Consider not modifying that Winters oem 2x4 intake, they are pretty valuable, you could sell it and pay for what you are lacking and still have money left over. Not sure of the look you are after but no real reason to try for a " vintage" or HAMB era vibe if you are using the 69/up accessory bolt heads. You already have what is considered to be one of most desirable small blocks Chevrolet ever built. I would try to finish it with an oem LT-1 intake, it would "wow" anyone that knows what they are looking at.
Ran one of these with a stout 327 "Back in the Day" not cheap though. https://www.ebay.com/itm/Original-1...521286?hash=item2d00d58406:g:W40AAOSwGaVeEjb8
The accessory bolt hole in the heads are of no concern to me. I just prefer valve covers with no pvc provisions. I enjoy the "traditional" aspects of a build. However I am not bound by it. I would not use an HEI distributor, but have no qualms using the Mallory cdi unit from the early seventies I have on hand. Same for the muncie I took out of a 68 chevelle station wagon. I am pursuing an intake like you mentioned.
Thanks for the part number. I have located a fellow in this area that has a stash of vintage Chevy stuff. Including several intakes. Being armed with the part number should be helpful. There are quite a few older racers in this area holding lots of "stuff" We did have a few local drag strips as well as oval tracks in the area. I do know many of these fellows, and they know others. Half the fun of it is the quest!
There would be no option for me if I had a dual quad manifold on hand. It’s a hot rod for Gods sake and nothing looks better than dual quads. So what if loose 2-10ths, are building a race car or something kool for the street especially if your not running a hood. Can all the shiney stuff too. Aluminum looks great clean.... PS: nothing sounds better than 8 barrels wide open either...
Without the draft tube port on the back of the block, non vented valve covers will make for a dirty oil fill vent area. 70 LT1 valve covers or M/T covers would be a period choice. Sent from my SM-G900P using The H.A.M.B. mobile app
Where you will find a difference/problem on the early Vette 2x4 is the runners are going to be very small compared to the ports on your 350. It will run but it won't be optimal. You can take a dremmel and open the runners up tapered toward the plenum and that will help it breath a little better. The intake that I really like for a moderate small block up to the 350/360 range is the L-79 with a 700 cfm (or highly modified 600) Holley. A 750 is easier to find and it will work just not as crisp as the 700. I run a Holley Contender on my 355. I need more carb for it to be happy (on my mill) but it is a good street/strip intake. They still have the '60s high rise intake look. The down side is that they are not easy to find. The Weiand Stealth took its place which is also a good street strip intake. It has a smaller plenum than the Contender and is a lower profile intake (hence the smaller planum) but you can get by with a smaller carb with the Stealth.

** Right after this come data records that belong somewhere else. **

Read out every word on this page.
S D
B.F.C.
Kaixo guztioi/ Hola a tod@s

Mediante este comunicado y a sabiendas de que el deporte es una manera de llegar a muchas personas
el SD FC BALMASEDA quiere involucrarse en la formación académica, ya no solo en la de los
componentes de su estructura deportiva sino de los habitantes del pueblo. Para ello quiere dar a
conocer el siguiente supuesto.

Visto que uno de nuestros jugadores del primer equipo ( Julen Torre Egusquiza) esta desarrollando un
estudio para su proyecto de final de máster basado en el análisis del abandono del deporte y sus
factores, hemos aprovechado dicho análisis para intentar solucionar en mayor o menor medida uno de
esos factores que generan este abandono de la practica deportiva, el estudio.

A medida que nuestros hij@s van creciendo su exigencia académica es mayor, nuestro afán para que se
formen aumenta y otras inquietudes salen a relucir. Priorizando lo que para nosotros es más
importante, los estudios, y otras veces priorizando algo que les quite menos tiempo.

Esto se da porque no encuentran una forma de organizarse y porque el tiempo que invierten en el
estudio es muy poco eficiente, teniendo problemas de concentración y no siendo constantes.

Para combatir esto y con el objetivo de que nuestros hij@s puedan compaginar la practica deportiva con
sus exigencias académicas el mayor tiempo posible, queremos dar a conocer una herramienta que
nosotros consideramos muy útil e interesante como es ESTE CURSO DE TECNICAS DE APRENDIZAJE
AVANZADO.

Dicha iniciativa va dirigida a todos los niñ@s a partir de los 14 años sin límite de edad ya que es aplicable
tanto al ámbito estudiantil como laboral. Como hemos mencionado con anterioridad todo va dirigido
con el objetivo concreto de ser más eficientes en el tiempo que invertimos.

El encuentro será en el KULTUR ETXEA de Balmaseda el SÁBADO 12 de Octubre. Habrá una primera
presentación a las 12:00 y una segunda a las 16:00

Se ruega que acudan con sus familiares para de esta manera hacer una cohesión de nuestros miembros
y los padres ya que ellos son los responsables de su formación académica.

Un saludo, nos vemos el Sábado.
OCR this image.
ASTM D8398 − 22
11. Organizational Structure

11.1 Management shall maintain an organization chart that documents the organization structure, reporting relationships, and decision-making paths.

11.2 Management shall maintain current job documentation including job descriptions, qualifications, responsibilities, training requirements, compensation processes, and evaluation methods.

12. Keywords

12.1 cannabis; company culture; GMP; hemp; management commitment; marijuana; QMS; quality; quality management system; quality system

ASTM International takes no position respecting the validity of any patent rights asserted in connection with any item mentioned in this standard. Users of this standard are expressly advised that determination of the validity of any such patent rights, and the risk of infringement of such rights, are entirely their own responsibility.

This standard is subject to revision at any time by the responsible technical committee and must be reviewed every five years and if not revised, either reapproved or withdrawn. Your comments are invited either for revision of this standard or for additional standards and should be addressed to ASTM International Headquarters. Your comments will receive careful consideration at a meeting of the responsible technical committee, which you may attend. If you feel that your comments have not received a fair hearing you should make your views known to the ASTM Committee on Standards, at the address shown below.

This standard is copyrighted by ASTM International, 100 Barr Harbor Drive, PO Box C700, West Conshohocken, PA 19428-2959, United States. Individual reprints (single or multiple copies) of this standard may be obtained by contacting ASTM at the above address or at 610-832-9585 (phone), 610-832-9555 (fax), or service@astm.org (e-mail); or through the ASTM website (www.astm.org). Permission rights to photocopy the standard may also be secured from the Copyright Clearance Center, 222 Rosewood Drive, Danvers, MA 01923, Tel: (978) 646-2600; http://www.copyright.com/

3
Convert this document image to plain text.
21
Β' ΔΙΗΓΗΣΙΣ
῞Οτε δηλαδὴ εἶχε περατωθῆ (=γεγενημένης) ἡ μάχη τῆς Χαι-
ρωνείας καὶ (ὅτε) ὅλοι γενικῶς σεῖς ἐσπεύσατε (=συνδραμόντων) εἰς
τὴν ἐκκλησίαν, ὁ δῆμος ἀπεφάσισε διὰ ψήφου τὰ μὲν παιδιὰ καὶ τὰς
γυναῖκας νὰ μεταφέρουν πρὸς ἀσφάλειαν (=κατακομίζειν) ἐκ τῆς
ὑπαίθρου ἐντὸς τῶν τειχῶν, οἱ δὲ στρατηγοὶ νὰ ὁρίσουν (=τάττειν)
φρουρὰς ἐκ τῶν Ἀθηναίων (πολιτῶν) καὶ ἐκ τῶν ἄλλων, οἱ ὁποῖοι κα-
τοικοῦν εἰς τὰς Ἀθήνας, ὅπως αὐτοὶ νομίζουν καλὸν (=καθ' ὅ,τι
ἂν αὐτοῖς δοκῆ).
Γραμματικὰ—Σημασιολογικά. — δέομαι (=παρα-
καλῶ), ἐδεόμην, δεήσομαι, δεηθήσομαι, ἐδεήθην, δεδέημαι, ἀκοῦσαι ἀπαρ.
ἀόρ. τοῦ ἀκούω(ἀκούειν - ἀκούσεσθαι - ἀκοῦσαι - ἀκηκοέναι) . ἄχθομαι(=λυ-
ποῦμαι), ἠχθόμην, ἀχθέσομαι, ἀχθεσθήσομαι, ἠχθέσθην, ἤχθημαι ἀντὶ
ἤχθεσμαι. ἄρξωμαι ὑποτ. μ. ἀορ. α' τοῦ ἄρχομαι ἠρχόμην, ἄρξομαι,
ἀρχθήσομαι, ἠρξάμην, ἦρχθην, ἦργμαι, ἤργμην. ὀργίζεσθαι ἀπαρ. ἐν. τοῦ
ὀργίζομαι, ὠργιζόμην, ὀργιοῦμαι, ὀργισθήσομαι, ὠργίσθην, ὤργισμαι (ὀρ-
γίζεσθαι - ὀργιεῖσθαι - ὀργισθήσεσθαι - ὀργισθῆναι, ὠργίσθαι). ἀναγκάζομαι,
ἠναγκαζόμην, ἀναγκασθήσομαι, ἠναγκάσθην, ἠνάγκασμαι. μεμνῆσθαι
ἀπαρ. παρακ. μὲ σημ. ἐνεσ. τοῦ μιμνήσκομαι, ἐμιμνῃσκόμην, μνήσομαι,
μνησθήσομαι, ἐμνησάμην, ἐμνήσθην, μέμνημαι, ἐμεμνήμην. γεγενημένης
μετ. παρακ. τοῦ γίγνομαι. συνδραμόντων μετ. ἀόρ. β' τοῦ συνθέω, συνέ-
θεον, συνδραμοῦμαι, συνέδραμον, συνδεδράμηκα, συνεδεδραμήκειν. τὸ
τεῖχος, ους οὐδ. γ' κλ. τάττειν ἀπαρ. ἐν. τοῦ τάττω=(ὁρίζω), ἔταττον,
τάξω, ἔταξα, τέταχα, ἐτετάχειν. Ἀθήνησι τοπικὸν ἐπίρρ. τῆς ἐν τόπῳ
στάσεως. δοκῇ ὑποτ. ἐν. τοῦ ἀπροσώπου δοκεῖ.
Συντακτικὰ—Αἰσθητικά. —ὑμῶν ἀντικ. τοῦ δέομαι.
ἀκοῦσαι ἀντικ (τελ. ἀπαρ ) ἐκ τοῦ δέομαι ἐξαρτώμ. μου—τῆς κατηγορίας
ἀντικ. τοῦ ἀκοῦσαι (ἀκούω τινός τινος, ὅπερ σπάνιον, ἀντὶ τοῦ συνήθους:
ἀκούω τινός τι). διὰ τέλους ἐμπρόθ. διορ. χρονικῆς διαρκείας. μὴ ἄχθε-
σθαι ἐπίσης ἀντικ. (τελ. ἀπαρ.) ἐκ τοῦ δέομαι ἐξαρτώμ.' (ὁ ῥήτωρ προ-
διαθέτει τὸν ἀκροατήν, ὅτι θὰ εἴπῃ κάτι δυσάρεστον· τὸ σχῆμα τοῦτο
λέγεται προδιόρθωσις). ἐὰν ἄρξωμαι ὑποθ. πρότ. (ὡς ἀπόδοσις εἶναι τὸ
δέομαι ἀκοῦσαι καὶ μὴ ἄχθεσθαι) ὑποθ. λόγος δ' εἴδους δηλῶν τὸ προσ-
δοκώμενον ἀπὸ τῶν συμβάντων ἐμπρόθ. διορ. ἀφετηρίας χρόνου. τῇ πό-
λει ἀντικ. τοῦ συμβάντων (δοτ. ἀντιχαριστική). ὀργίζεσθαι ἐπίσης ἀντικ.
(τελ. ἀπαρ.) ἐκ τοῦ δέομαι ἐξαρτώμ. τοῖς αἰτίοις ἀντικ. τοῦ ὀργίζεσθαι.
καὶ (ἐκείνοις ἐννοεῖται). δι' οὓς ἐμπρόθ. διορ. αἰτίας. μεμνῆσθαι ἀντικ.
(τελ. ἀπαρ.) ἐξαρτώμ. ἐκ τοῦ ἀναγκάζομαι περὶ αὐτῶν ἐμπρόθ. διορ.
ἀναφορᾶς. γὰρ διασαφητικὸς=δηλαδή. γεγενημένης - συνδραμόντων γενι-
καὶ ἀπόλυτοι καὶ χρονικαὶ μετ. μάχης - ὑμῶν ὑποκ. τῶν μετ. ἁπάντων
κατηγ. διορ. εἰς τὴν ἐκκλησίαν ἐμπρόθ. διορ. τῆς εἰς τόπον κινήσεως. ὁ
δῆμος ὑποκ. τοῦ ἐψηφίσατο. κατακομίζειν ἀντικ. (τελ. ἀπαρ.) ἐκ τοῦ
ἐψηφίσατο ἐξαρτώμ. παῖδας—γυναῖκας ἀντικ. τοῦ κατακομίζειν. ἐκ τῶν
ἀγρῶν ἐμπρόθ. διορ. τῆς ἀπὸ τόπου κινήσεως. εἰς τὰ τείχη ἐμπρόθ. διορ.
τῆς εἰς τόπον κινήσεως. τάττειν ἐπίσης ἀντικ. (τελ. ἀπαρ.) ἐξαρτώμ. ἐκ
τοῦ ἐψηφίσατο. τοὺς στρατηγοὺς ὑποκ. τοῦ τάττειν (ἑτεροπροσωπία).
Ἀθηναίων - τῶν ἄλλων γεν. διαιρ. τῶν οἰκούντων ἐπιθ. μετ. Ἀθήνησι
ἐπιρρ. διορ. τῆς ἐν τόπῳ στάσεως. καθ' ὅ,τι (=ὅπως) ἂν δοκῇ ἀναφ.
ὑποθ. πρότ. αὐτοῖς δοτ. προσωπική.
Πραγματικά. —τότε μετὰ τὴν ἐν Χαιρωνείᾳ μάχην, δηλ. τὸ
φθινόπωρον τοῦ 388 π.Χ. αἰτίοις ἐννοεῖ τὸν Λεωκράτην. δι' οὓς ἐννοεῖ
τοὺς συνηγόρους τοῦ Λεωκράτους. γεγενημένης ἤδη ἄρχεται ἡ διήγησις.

I am noticing a discolored area on the top of that manifold. I wonder if it may be a crack repair of some sort? Perhaps epoxy or JB Weld. Makes me wary of that unit. What do you think?
If a location is available on the intake, been drilling and tapping my intake manifolds under the distributor for a 5/8 hose ****** along with a baffle shield under the intake to replicate the draft tube port on the back of early blocks. You would not want to do this on a expensive intake I do this to run my favorite 327 valve covers without breathers Engine is a 1970 block with Vortec heads in a 1964 Chevelle, Drilled and tapped the 5/8 hose ****** under the distributor along with drilling the Summit square bore intake for the oil fill tube. (not available on a Vortec intakes) Looks stock enough for me and only the really knowledgeable sbc guys (like here on the hamb) can tell the difference.